"You need not fear," said Sugarman, resentfully. "It is not likely I shall be able to persuade him to take so economical a father-in-law. So you will be none the worse for promising.""Be it so," said Eliphaz, with a gesture of weariness, and he started his machine again.
"Twenty-seven pounds ten, remember," said Sugarman, above the whir.
Eliphaz nodded his head, whirring his wheel-work louder. "And paid before the wedding, mind."The machine took no notice.
"Before the wedding, mind," repeated Sugarman. "Before we go under the canopy.""Go now, go now!" grunted Eliphaz, with a gesture of impatience. "It shall all be well." And the white-haired head bowed immovably over its work.
In the evening Rose extracted from her father the motive of Sugarman's visit, and confessed that the idea was to her liking.
"But dost thou think he will have me, little father?" she asked, with cajoling eyes.
"Any one would have my Rose."
"Ah, but Leibel is different. So many years he has sat at my side and said nothing.""He had his work to think of. He is a good, saving youth.""At this very moment Sugarman is trying to persuade him--not so? I suppose he will want much money.""Be easy, my child." And he passed his discoloured hand over her hair. Sugarman turned up the next day, and reported that Leibel was unobtainable under thirty pounds, and Eliphaz, weary of the contest, called over Leibel, till that moment carefully absorbed in his scientific chalk marks, and mentioned the thing to him for the first time. "I am not a man to bargain," Eliphaz said, and so he gave the young man his tawny hand, and a bottle of rum sprang from somewhere, and work was suspended for five minutes, and the "hands" all drank amid surprised excitement.

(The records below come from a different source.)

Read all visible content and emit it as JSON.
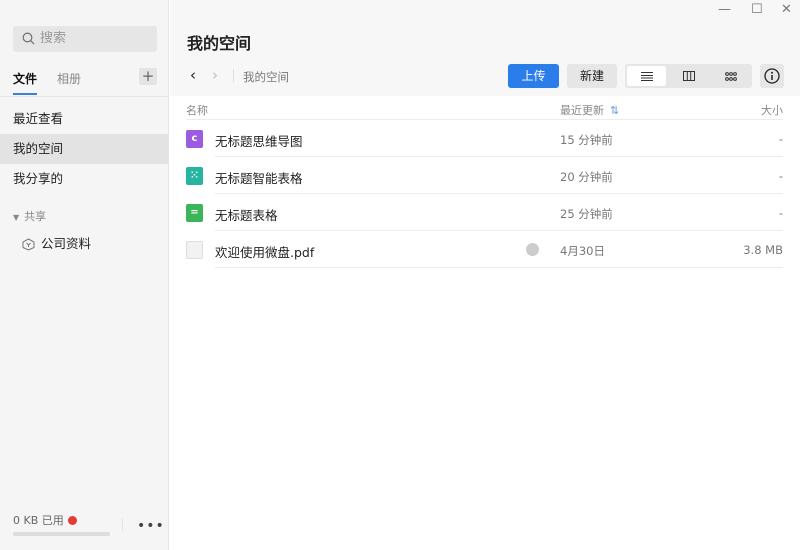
{
  "sidebar": {
    "search_placeholder": "搜索",
    "tabs": [
      {
        "label": "文件"
      },
      {
        "label": "相册"
      }
    ],
    "add_label": "+",
    "items": [
      {
        "label": "最近查看"
      },
      {
        "label": "我的空间"
      },
      {
        "label": "我分享的"
      }
    ],
    "shared_section": "共享",
    "shared_folders": [
      {
        "label": "公司资料"
      }
    ],
    "usage": "0 KB 已用",
    "more": "•••",
    "storage_used_fraction": 0
  },
  "window": {
    "minimize": "—",
    "maximize": "☐",
    "close": "✕"
  },
  "header": {
    "title": "我的空间",
    "back": "‹",
    "forward": "›",
    "breadcrumb": "我的空间",
    "upload": "上传",
    "new": "新建"
  },
  "table": {
    "columns": {
      "name": "名称",
      "updated": "最近更新",
      "size": "大小"
    },
    "rows": [
      {
        "name": "无标题思维导图",
        "updated": "15 分钟前",
        "size": "-",
        "type": "mindmap",
        "color": "#9c5ce0"
      },
      {
        "name": "无标题智能表格",
        "updated": "20 分钟前",
        "size": "-",
        "type": "smartsheet",
        "color": "#26b5a0"
      },
      {
        "name": "无标题表格",
        "updated": "25 分钟前",
        "size": "-",
        "type": "sheet",
        "color": "#3cb55a"
      },
      {
        "name": "欢迎使用微盘.pdf",
        "updated": "4月30日",
        "size": "3.8 MB",
        "type": "pdf",
        "color": "#f2f2f2"
      }
    ]
  }
}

Sugarman's visits had prepared them to congratulate Rose; but Leibel was a shock.
The formal engagement was marked by even greater junketing, and at last the marriage day came. Leibel was resplendent in a diagonal frockcoat, cut by his own hand; and Rose stepped from the cab a medley of flowers, fairness, and white silk, and behind her came two bridesmaids,--her sisters,--a trio that glorified the spectator-strewn pavement outside the synagogue. Eliphaz looked almost tall in his shiny high hat and frilled shirt-front. Sugarman arrived on foot, carrying red-socked little Ebenezer tucked under his arm.
Leibel and Rose were not the only couple to be disposed of, for it was the thirty-third day of the Omer--a day fruitful in marriages.
But at last their turn came. They did not, however, come in their turn,and their special friends among the audience wondered why they had lost their precedence. After several later marriages had taken place a whisper began to circulate. The rumour of a hitch gained ground steadily, and the sensation was proportionate. And, indeed, the rose was not to be picked without a touch of the thorn.
Gradually the facts leaked out, and a buzz of talk and comment ran through the waiting synagogue. Eliphaz had not paid up!
At first he declared he would put down the money immediately after the ceremony. But the wary Sugarman, schooled by experience, demanded its instant delivery on behalf of his other client. Hard pressed, Eliphaz produced ten sovereigns from his trousers-pocket, and tendered them on account. These Sugarman disdainfully refused, and the negotiations were suspended. The bridegroom's party was encamped in one room, the bride's in another, and after a painful delay Eliphaz sent an emissary to say that half the amount should be forthcoming, the extra five pounds in a bright new Bank of England note. Leibel, instructed and encouraged by Sugarman, stood firm.